La iglesia que Pocho reivindicaba tenía referentes a quienes seguir, no solo en el plano de las ideas o del compromiso individual. A principios de 2001 pudo conocer de cerca al Movimiento de los Sin Tierra (el MST) en Brasil, orientado por seguidores de la Teología de la Liberación de ese país; allí también conoció a zapatistas de México, y a las cristianas y los cristianos del Centro Martin Luther King de La Habana, Cuba. A su regreso de Brasil solía contar, con admiración y entusiasmo, sobre todas esas experiencias latinoamericanas que habían reafirmado su militancia y su fe.
Sus múltiples dedicaciones solidarias no le impidieron seguir estudiando: se anotó en el Instituto San Juan Bosco donde se graduó, poco tiempo antes de la rebelión de 2001, de Profesor de Filosofía y Ciencias de la Educación.

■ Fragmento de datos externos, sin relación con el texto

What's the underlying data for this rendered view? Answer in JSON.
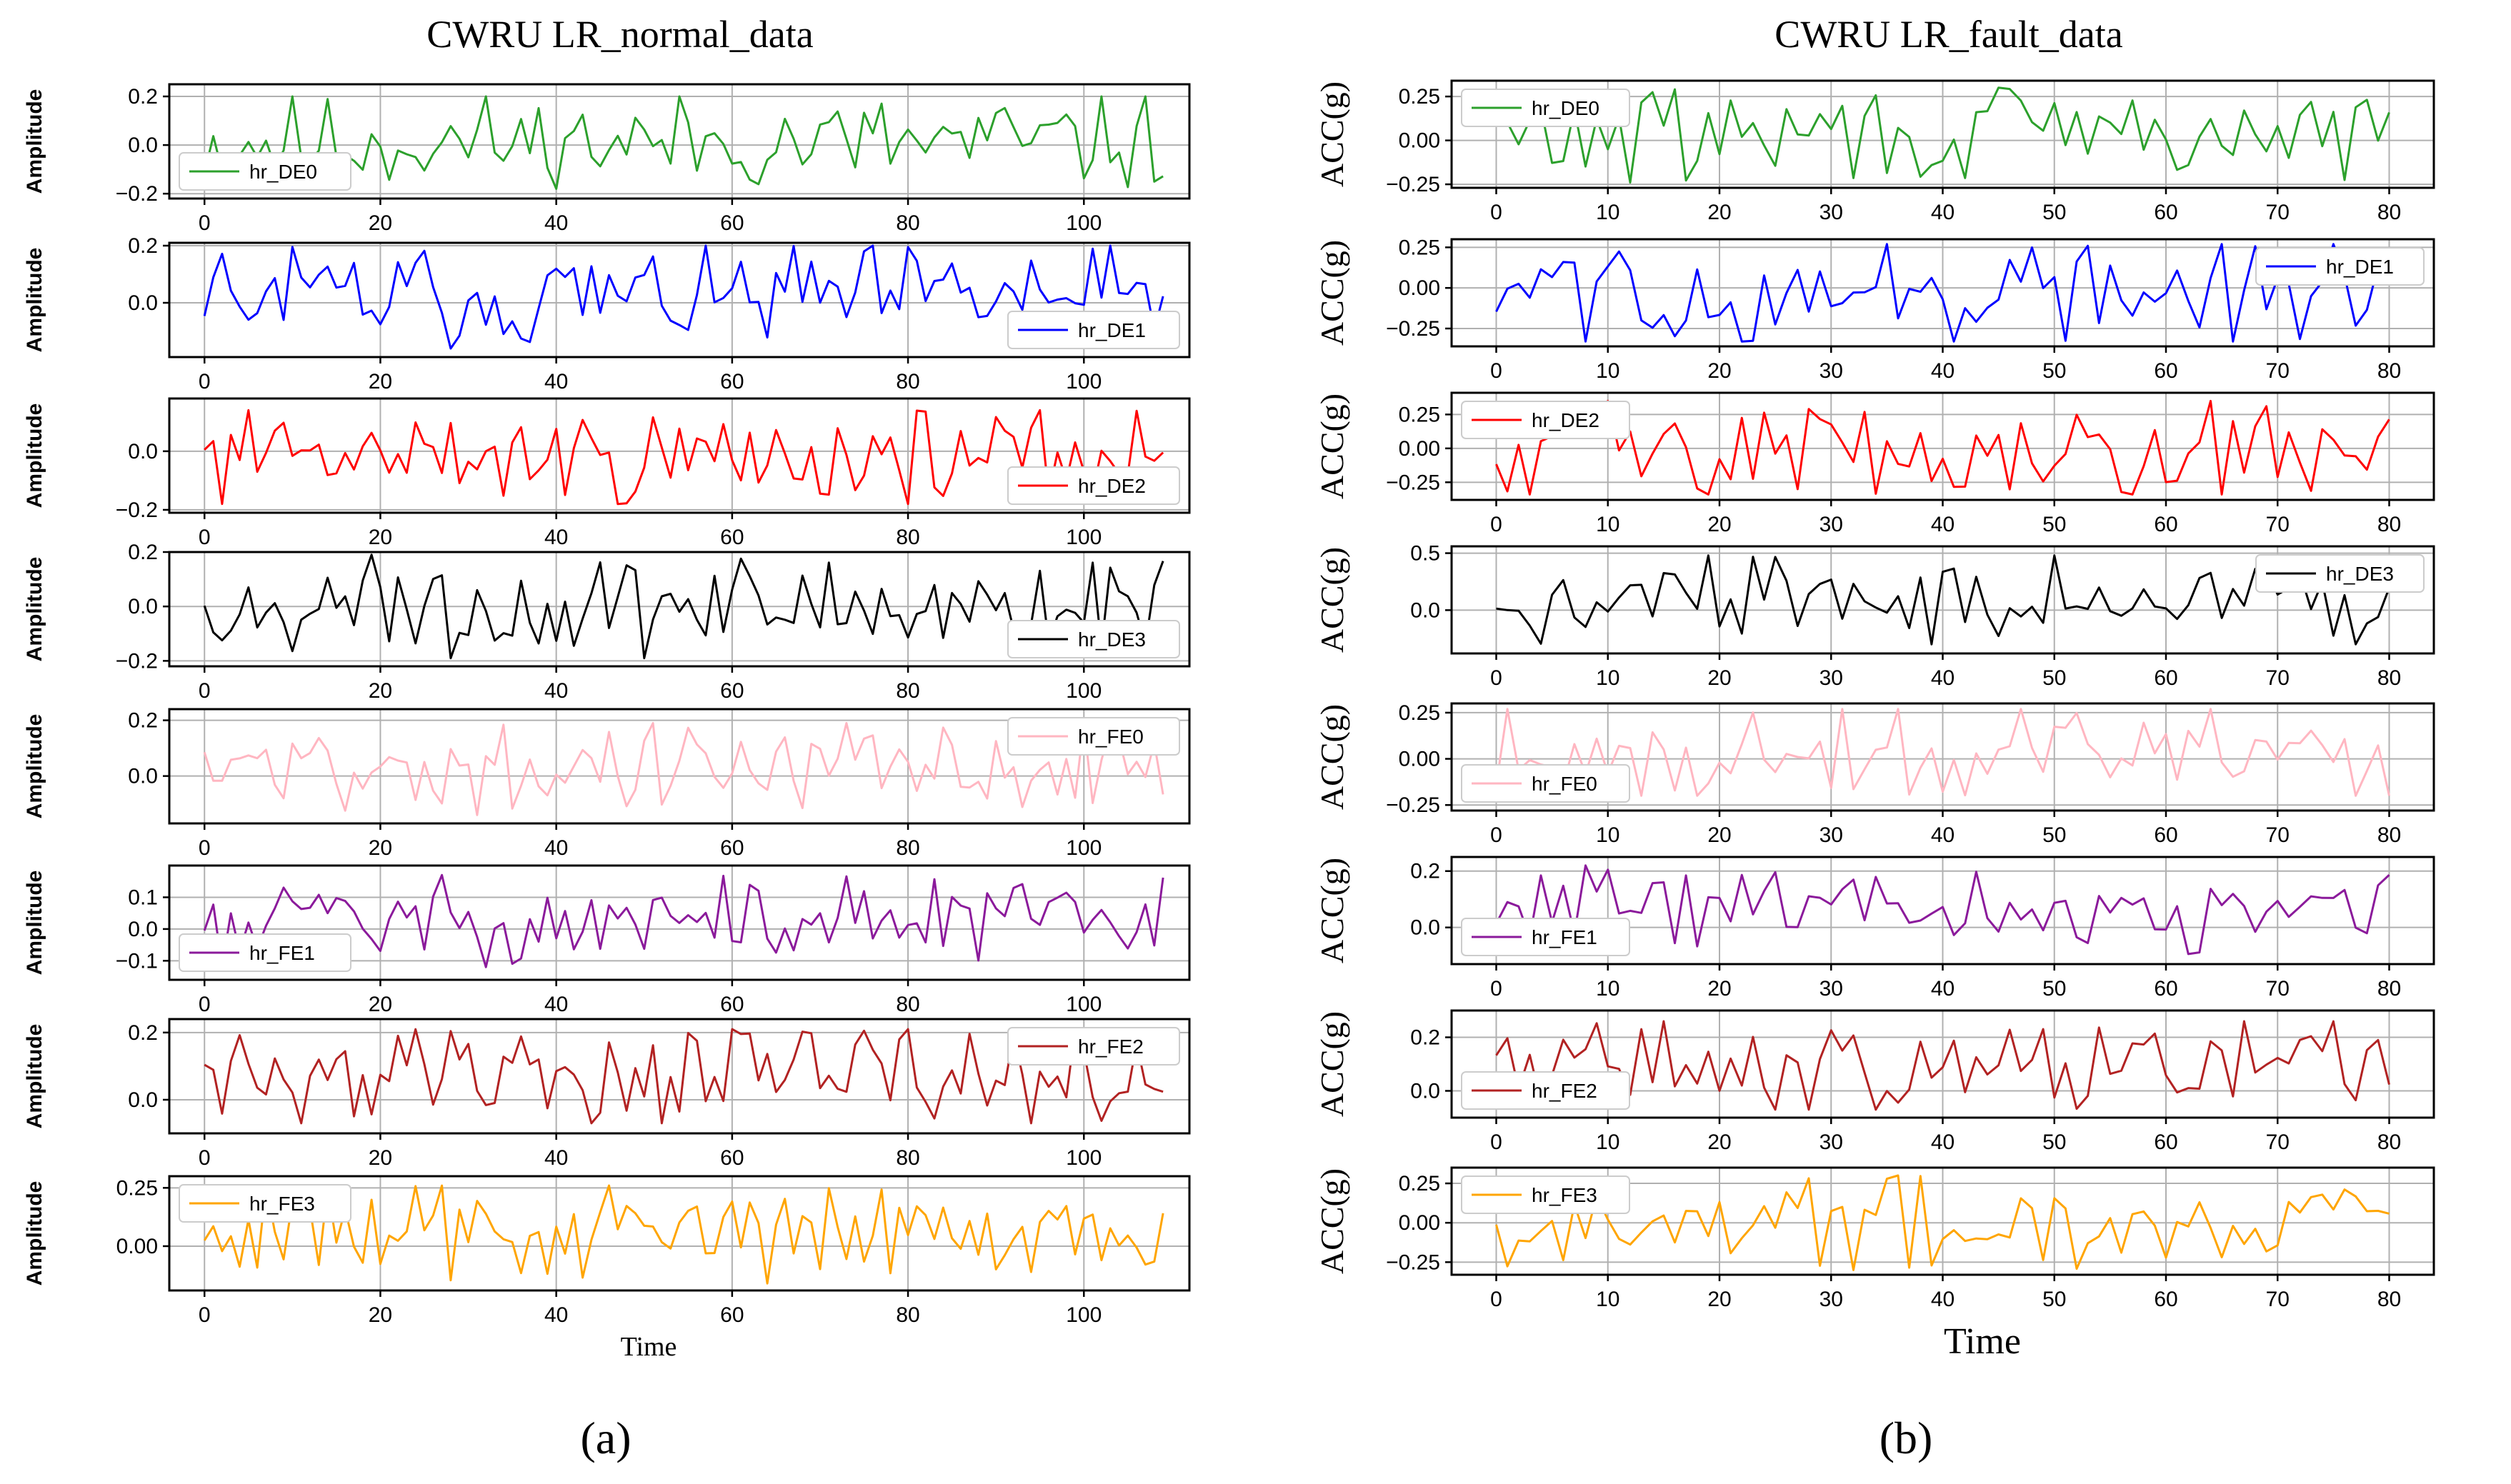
{
  "figure": {
    "panel_a_label": "(a)",
    "panel_b_label": "(b)"
  },
  "chart_data": [
    {
      "type": "line",
      "title": "CWRU LR_normal_data",
      "xlabel": "Time",
      "ylabel": "Amplitude",
      "xlim": [
        -4,
        112
      ],
      "xticks": [
        0,
        20,
        40,
        60,
        80,
        100
      ],
      "seed": 11,
      "subplots": [
        {
          "name": "hr_DE0",
          "color": "#2ca02c",
          "ylim": [
            -0.22,
            0.25
          ],
          "yticks": [
            -0.2,
            0.0,
            0.2
          ],
          "ytick_labels": [
            "−0.2",
            "0.0",
            "0.2"
          ],
          "legend": "lower-left",
          "range": [
            -0.18,
            0.2
          ],
          "n": 110
        },
        {
          "name": "hr_DE1",
          "color": "#0000ff",
          "ylim": [
            -0.19,
            0.21
          ],
          "yticks": [
            0.0,
            0.2
          ],
          "ytick_labels": [
            "0.0",
            "0.2"
          ],
          "legend": "lower-right",
          "range": [
            -0.16,
            0.2
          ],
          "n": 110
        },
        {
          "name": "hr_DE2",
          "color": "#ff0000",
          "ylim": [
            -0.21,
            0.18
          ],
          "yticks": [
            -0.2,
            0.0
          ],
          "ytick_labels": [
            "−0.2",
            "0.0"
          ],
          "legend": "lower-right",
          "range": [
            -0.18,
            0.14
          ],
          "n": 110
        },
        {
          "name": "hr_DE3",
          "color": "#000000",
          "ylim": [
            -0.22,
            0.2
          ],
          "yticks": [
            -0.2,
            0.0,
            0.2
          ],
          "ytick_labels": [
            "−0.2",
            "0.0",
            "0.2"
          ],
          "legend": "lower-right",
          "range": [
            -0.19,
            0.19
          ],
          "n": 110
        },
        {
          "name": "hr_FE0",
          "color": "#ffb6c1",
          "ylim": [
            -0.17,
            0.24
          ],
          "yticks": [
            0.0,
            0.2
          ],
          "ytick_labels": [
            "0.0",
            "0.2"
          ],
          "legend": "upper-right",
          "range": [
            -0.14,
            0.19
          ],
          "n": 110
        },
        {
          "name": "hr_FE1",
          "color": "#8b1a9b",
          "ylim": [
            -0.16,
            0.2
          ],
          "yticks": [
            -0.1,
            0.0,
            0.1
          ],
          "ytick_labels": [
            "−0.1",
            "0.0",
            "0.1"
          ],
          "legend": "lower-left",
          "range": [
            -0.12,
            0.17
          ],
          "n": 110
        },
        {
          "name": "hr_FE2",
          "color": "#b22222",
          "ylim": [
            -0.1,
            0.24
          ],
          "yticks": [
            0.0,
            0.2
          ],
          "ytick_labels": [
            "0.0",
            "0.2"
          ],
          "legend": "upper-right",
          "range": [
            -0.07,
            0.21
          ],
          "n": 110
        },
        {
          "name": "hr_FE3",
          "color": "#ffa500",
          "ylim": [
            -0.19,
            0.3
          ],
          "yticks": [
            0.0,
            0.25
          ],
          "ytick_labels": [
            "0.00",
            "0.25"
          ],
          "legend": "upper-left",
          "range": [
            -0.16,
            0.26
          ],
          "n": 110
        }
      ]
    },
    {
      "type": "line",
      "title": "CWRU LR_fault_data",
      "xlabel": "Time",
      "ylabel": "ACC(g)",
      "xlim": [
        -4,
        84
      ],
      "xticks": [
        0,
        10,
        20,
        30,
        40,
        50,
        60,
        70,
        80
      ],
      "seed": 29,
      "subplots": [
        {
          "name": "hr_DE0",
          "color": "#2ca02c",
          "ylim": [
            -0.27,
            0.34
          ],
          "yticks": [
            -0.25,
            0.0,
            0.25
          ],
          "ytick_labels": [
            "−0.25",
            "0.00",
            "0.25"
          ],
          "legend": "upper-left",
          "range": [
            -0.24,
            0.3
          ],
          "n": 81
        },
        {
          "name": "hr_DE1",
          "color": "#0000ff",
          "ylim": [
            -0.36,
            0.3
          ],
          "yticks": [
            -0.25,
            0.0,
            0.25
          ],
          "ytick_labels": [
            "−0.25",
            "0.00",
            "0.25"
          ],
          "legend": "upper-right",
          "range": [
            -0.33,
            0.27
          ],
          "n": 81
        },
        {
          "name": "hr_DE2",
          "color": "#ff0000",
          "ylim": [
            -0.38,
            0.41
          ],
          "yticks": [
            -0.25,
            0.0,
            0.25
          ],
          "ytick_labels": [
            "−0.25",
            "0.00",
            "0.25"
          ],
          "legend": "upper-left",
          "range": [
            -0.34,
            0.35
          ],
          "n": 81
        },
        {
          "name": "hr_DE3",
          "color": "#000000",
          "ylim": [
            -0.38,
            0.56
          ],
          "yticks": [
            0.0,
            0.5
          ],
          "ytick_labels": [
            "0.0",
            "0.5"
          ],
          "legend": "upper-right",
          "range": [
            -0.3,
            0.48
          ],
          "n": 81
        },
        {
          "name": "hr_FE0",
          "color": "#ffb6c1",
          "ylim": [
            -0.28,
            0.3
          ],
          "yticks": [
            -0.25,
            0.0,
            0.25
          ],
          "ytick_labels": [
            "−0.25",
            "0.00",
            "0.25"
          ],
          "legend": "lower-left",
          "range": [
            -0.2,
            0.27
          ],
          "n": 81
        },
        {
          "name": "hr_FE1",
          "color": "#8b1a9b",
          "ylim": [
            -0.13,
            0.25
          ],
          "yticks": [
            0.0,
            0.2
          ],
          "ytick_labels": [
            "0.0",
            "0.2"
          ],
          "legend": "lower-left",
          "range": [
            -0.1,
            0.22
          ],
          "n": 81
        },
        {
          "name": "hr_FE2",
          "color": "#b22222",
          "ylim": [
            -0.1,
            0.3
          ],
          "yticks": [
            0.0,
            0.2
          ],
          "ytick_labels": [
            "0.0",
            "0.2"
          ],
          "legend": "lower-left",
          "range": [
            -0.07,
            0.26
          ],
          "n": 81
        },
        {
          "name": "hr_FE3",
          "color": "#ffa500",
          "ylim": [
            -0.33,
            0.35
          ],
          "yticks": [
            -0.25,
            0.0,
            0.25
          ],
          "ytick_labels": [
            "−0.25",
            "0.00",
            "0.25"
          ],
          "legend": "upper-left",
          "range": [
            -0.3,
            0.3
          ],
          "n": 81
        }
      ]
    }
  ]
}
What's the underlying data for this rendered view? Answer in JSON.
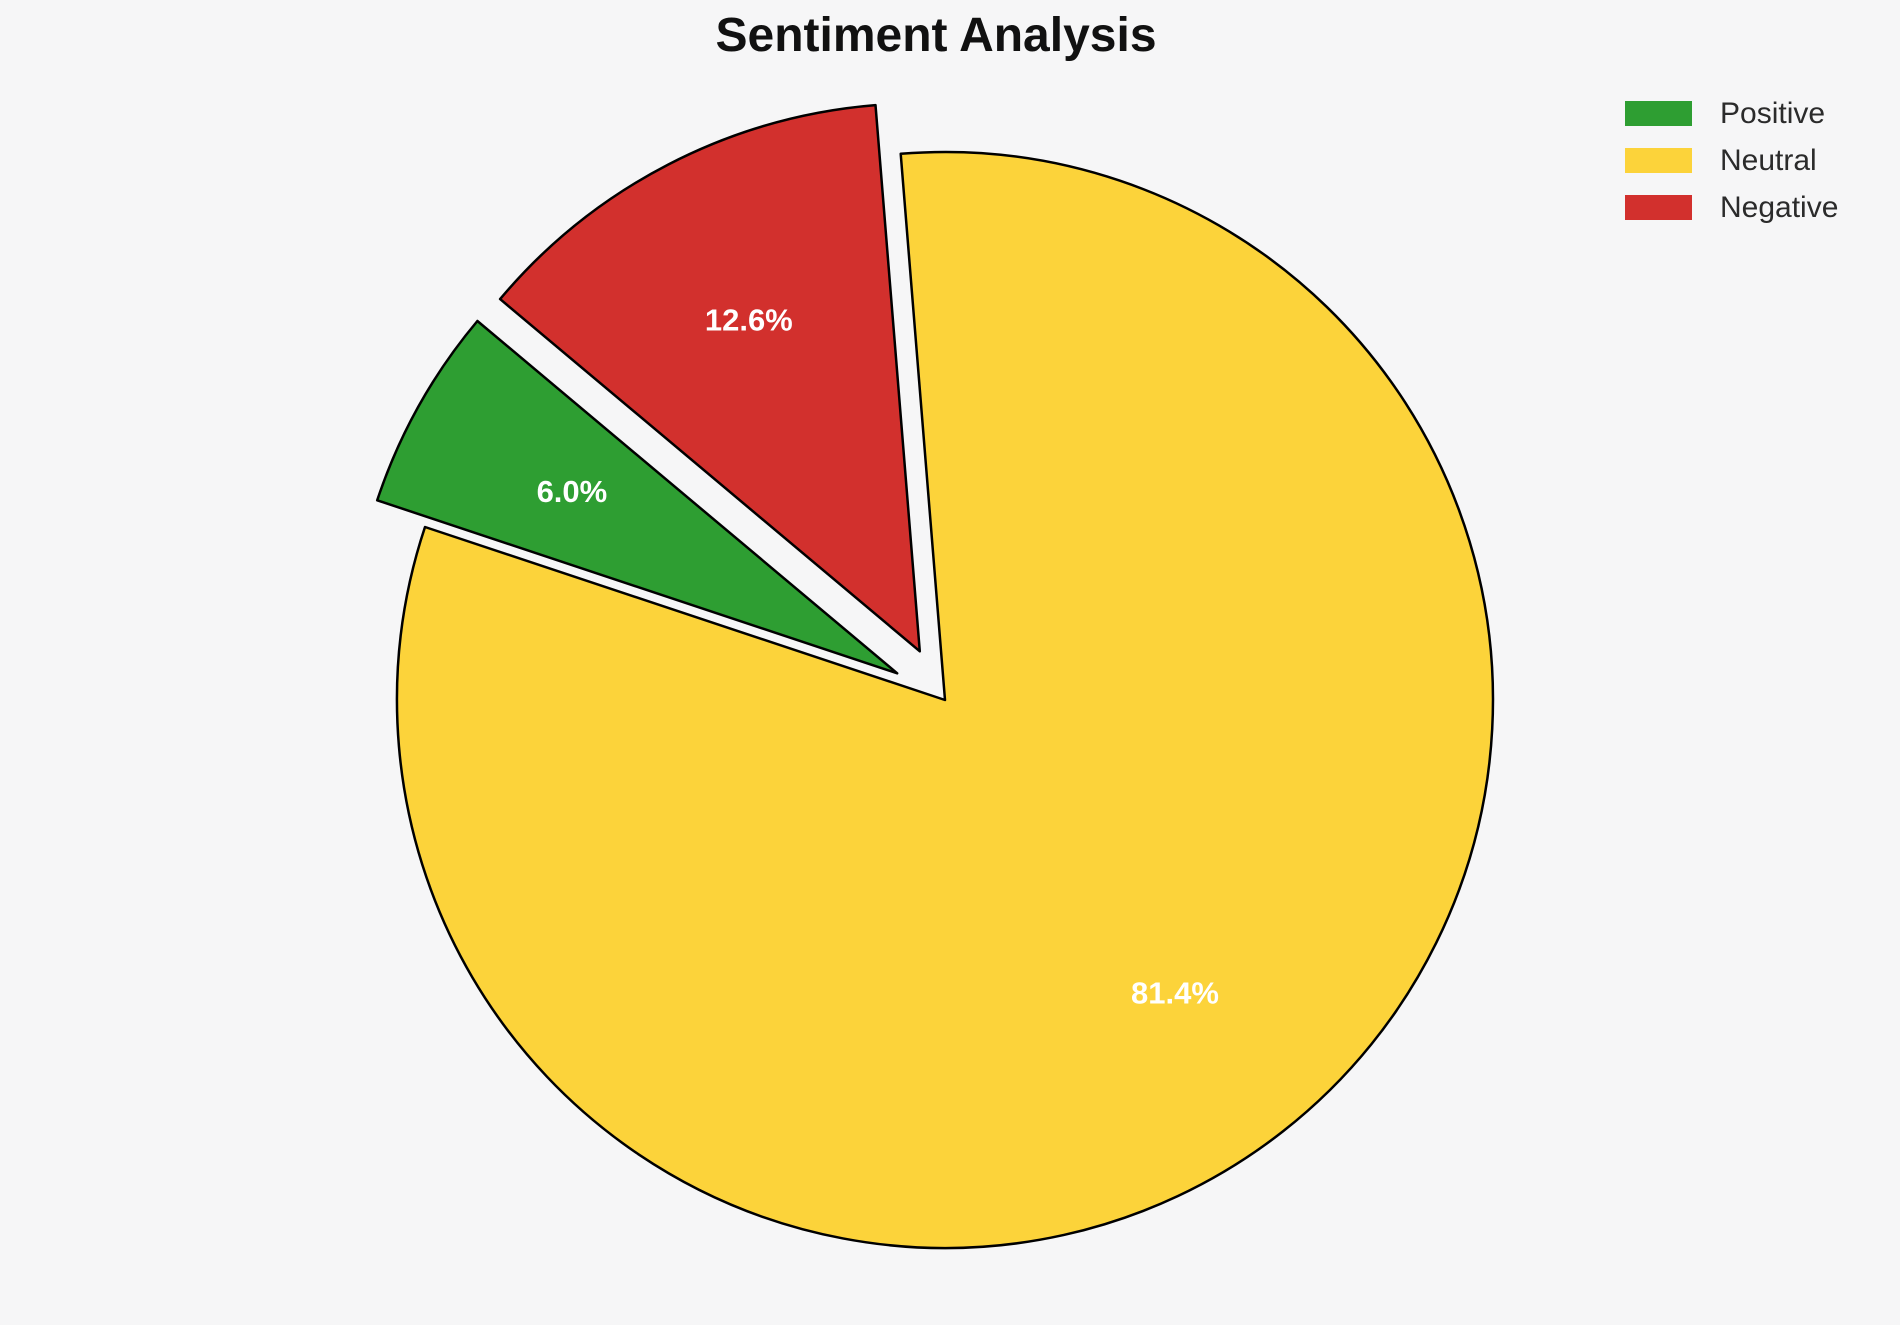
{
  "title": "Sentiment Analysis",
  "chart_data": {
    "type": "pie",
    "title": "Sentiment Analysis",
    "labels": [
      "Positive",
      "Neutral",
      "Negative"
    ],
    "values": [
      6.0,
      81.4,
      12.6
    ],
    "pct_labels": [
      "6.0%",
      "81.4%",
      "12.6%"
    ],
    "colors": [
      "#2e9e32",
      "#fcd33a",
      "#d2302d"
    ],
    "explode": [
      0.1,
      0,
      0.1
    ],
    "start_angle": 140,
    "direction": "counterclockwise",
    "pct_distance": 0.68,
    "label_color": "#ffffff",
    "edge_color": "#000000",
    "edge_width": 2.5,
    "center": [
      945,
      700
    ],
    "radius": 548,
    "legend_position": "upper right",
    "background": "#f6f6f7"
  },
  "legend": {
    "items": [
      {
        "label": "Positive",
        "color": "#2e9e32"
      },
      {
        "label": "Neutral",
        "color": "#fcd33a"
      },
      {
        "label": "Negative",
        "color": "#d2302d"
      }
    ]
  }
}
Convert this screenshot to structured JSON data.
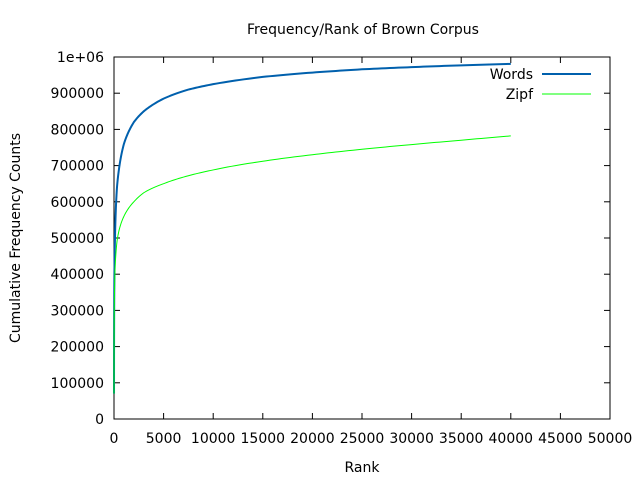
{
  "chart_data": {
    "type": "line",
    "title": "Frequency/Rank of Brown Corpus",
    "xlabel": "Rank",
    "ylabel": "Cumulative Frequency Counts",
    "xlim": [
      0,
      50000
    ],
    "ylim": [
      0,
      1000000
    ],
    "xticks": [
      "0",
      "5000",
      "10000",
      "15000",
      "20000",
      "25000",
      "30000",
      "35000",
      "40000",
      "45000",
      "50000"
    ],
    "yticks": [
      "0",
      "100000",
      "200000",
      "300000",
      "400000",
      "500000",
      "600000",
      "700000",
      "800000",
      "900000",
      "1e+06"
    ],
    "xtick_values": [
      0,
      5000,
      10000,
      15000,
      20000,
      25000,
      30000,
      35000,
      40000,
      45000,
      50000
    ],
    "ytick_values": [
      0,
      100000,
      200000,
      300000,
      400000,
      500000,
      600000,
      700000,
      800000,
      900000,
      1000000
    ],
    "grid": false,
    "legend_position": "top-right",
    "series": [
      {
        "name": "Words",
        "color": "#0060ad",
        "x": [
          1,
          10,
          50,
          100,
          200,
          300,
          500,
          1000,
          2000,
          3000,
          5000,
          7500,
          10000,
          15000,
          20000,
          25000,
          30000,
          35000,
          40000
        ],
        "y": [
          70000,
          250000,
          420000,
          500000,
          590000,
          640000,
          690000,
          760000,
          820000,
          850000,
          885000,
          910000,
          925000,
          945000,
          957000,
          966000,
          972000,
          977000,
          981000
        ]
      },
      {
        "name": "Zipf",
        "color": "#00ff00",
        "x": [
          1,
          10,
          50,
          100,
          200,
          300,
          500,
          1000,
          2000,
          3000,
          5000,
          7500,
          10000,
          15000,
          20000,
          25000,
          30000,
          35000,
          40000
        ],
        "y": [
          70000,
          230000,
          350000,
          410000,
          460000,
          490000,
          520000,
          560000,
          600000,
          625000,
          650000,
          672000,
          688000,
          712000,
          730000,
          745000,
          758000,
          770000,
          782000
        ]
      }
    ]
  }
}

“Éramos demasiado zurdos para la Iglesia y demasiado reformistas para nuestros compañeros de izquierda. Estábamos siempre por los bordes”, recuerda Cristina sobre aquellos tiempos.
Del pesebre al carnaval
Con el Pocho pasa algo parecido a lo que sucede con Darío Santillán. Es tan potente la dignidad de sus últimos gestos que se hace difícil tomar distancia de esas imágenes grabadas a fuego en el ideario popular, convertidas en íconos. Darío sosteniendo la mano del compañero caído en la lucha, abatido por la represión; Pocho sosteniendo el almuerzo de las pibas y los pibes caídos del sistema, empujados por el hambre. Frente a ellos, sus matadores: personeros del poder apagando esas vidas sostén a fuerza de disparos. Tras la tragedia, también en ambos casos, la multiplicación del ejemplo comprometido, la reivindicación de la solidaridad extrema.
Es conocida la forma en la que mataron al Pocho, aquel disparo certero a su garganta cuando el 19 de diciembre de 2001 gritó a la patrulla policial: “¡Bajen las armas, aquí solo hay pibes comiendo!”.
Hoy su ejemplo se sigue replicando: hay bibliotecas, agrupaciones sindicales y espacios públicos que lo homenajean. En aquella plaza donde se hizo el pesebre que lo tuvo como el rey mago Baltazar, cada 27 de febrero –la fecha de su cumpleaños– se hacen actividades y festejos que se agrupan bajo la leyenda “El carnaval del Pocho”. La plaza, que en aquellos tiempos era conocía por el nombre de la escuela cercana, ahora se llama Claudio Pocho Lepratti. El nombre puede leerse en cada esquina y en las paredes de las calles aledañas, en carteles y murales que se multiplican por toda la ciudad.